Pentecostalism burst out at 312 Azusa Street, Los Angeles, today in 1906, in a chapel that had recently been a tombstone shop. Metaphors don’t come much better than this. Inspired by the Welsh evangelical revival of two years earlier, Pastor William Seymour started his own prayer meetings for revival. They erupted with singing, shouting, healing, falling on the floor, and speaking in tongues. Thousands came and took the gift of tongues home to share with friends and family. There are now in excess of 51 million Pentecostals worldwide.
Today in 2017, on Palm Sunday, the church of St George in Tanta (on the Nile delta) and St Mark’s Coptic Orthodox Cathedral, the principal church of Alexandria, were attacked by suicide bombers. The bombing in Tanta was especially lethal, as the bomb had been packed with TNT and a large number of screws, and the bomber detonated it at the altar during the Sunday liturgy. The two attacks left 45 dead and 126 injured, and were claimed as the work of ISIS.
Today in 1899, Joseph Stalin left the Orthodox Spiritual Seminary in Tbilisi, Georgia, never to return. The seminary was a training school for priests, but like many seminaries of the Russian Empire of the time, it was highly successful in producing large numbers of Marxist revolutionaries. Stalin was a difficult and rebellious student, and was persecuted by a priest he nicknamed Black Spot, who confiscated his banned books (by authors such as Hugo, Zola and Chekhov), and who drove him to Marxism.

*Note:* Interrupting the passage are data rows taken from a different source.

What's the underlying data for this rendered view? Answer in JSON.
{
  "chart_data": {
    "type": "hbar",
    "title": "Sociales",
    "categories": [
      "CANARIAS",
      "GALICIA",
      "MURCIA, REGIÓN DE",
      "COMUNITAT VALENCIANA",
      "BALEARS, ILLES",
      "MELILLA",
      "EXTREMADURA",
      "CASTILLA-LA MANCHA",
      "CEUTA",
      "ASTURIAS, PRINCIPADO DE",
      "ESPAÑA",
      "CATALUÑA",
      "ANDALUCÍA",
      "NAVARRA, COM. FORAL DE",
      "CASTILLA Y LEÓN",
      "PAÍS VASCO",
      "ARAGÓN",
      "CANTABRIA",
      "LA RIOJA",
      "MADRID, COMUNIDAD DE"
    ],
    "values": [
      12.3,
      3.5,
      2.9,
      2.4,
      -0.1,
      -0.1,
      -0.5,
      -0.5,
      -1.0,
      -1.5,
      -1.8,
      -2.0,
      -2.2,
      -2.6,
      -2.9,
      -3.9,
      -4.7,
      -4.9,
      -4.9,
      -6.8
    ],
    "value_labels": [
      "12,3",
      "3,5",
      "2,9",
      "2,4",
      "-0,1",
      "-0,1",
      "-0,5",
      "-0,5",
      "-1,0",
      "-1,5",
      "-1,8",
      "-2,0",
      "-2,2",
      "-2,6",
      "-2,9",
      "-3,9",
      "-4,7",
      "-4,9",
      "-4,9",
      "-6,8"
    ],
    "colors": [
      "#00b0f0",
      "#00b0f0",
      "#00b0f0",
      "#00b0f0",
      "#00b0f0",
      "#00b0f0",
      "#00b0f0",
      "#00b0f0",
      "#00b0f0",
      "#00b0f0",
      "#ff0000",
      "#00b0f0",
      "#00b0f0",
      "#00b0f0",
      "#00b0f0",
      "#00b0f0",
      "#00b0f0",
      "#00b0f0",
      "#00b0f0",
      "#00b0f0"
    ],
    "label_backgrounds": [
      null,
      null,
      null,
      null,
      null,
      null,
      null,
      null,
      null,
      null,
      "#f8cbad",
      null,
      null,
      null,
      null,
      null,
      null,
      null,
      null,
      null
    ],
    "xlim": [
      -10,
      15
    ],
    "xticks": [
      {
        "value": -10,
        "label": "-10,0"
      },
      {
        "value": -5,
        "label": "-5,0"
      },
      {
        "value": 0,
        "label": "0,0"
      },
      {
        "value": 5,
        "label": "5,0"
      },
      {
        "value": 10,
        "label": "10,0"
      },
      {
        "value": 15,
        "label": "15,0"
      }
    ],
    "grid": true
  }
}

Dietrich Bonhoeffer, the pastor, theologian and member of the German resistance during World War II, was hanged at dawn in Flossenbürg Concentration Camp on this day in 1945. He was suspected of being involved in the 20 July plot of 1944 to assassinate Hitler and overthrow the Nazis, and was executed alongside six others, some of whom were part of the military resistance to Hitler.
‘God honours some with great suffering and grants them the grace of martyrdom, while other are not tempted beyond their strength. But in every case it is one cross. It is laid on every Christian… Those who enter into discipleship enter into Jesus’ death.’ Dietrich Bonhoeffer, ‘Discipleship and the Cross’
The expulsion of the Moriscos was decreed today in 1609 by King Philip III of Spain. The Moriscos were descendants of Muslims whose families had converted under duress to Christianity in the previous century. The Moriscos left, taking only the possessions they could prersonally carry, and most of them settled on the Barbary Coast, in northwest Africa. Almost 300,000 people were affected, and the loss of so much of the working population left some regions of Spain severely depopulated and struggling economically.
François Rabelais, the brilliant French writer and scholar, famous for his satirical and bawdy attacks on the failures and abuses of the church, died in Paris today in 1553.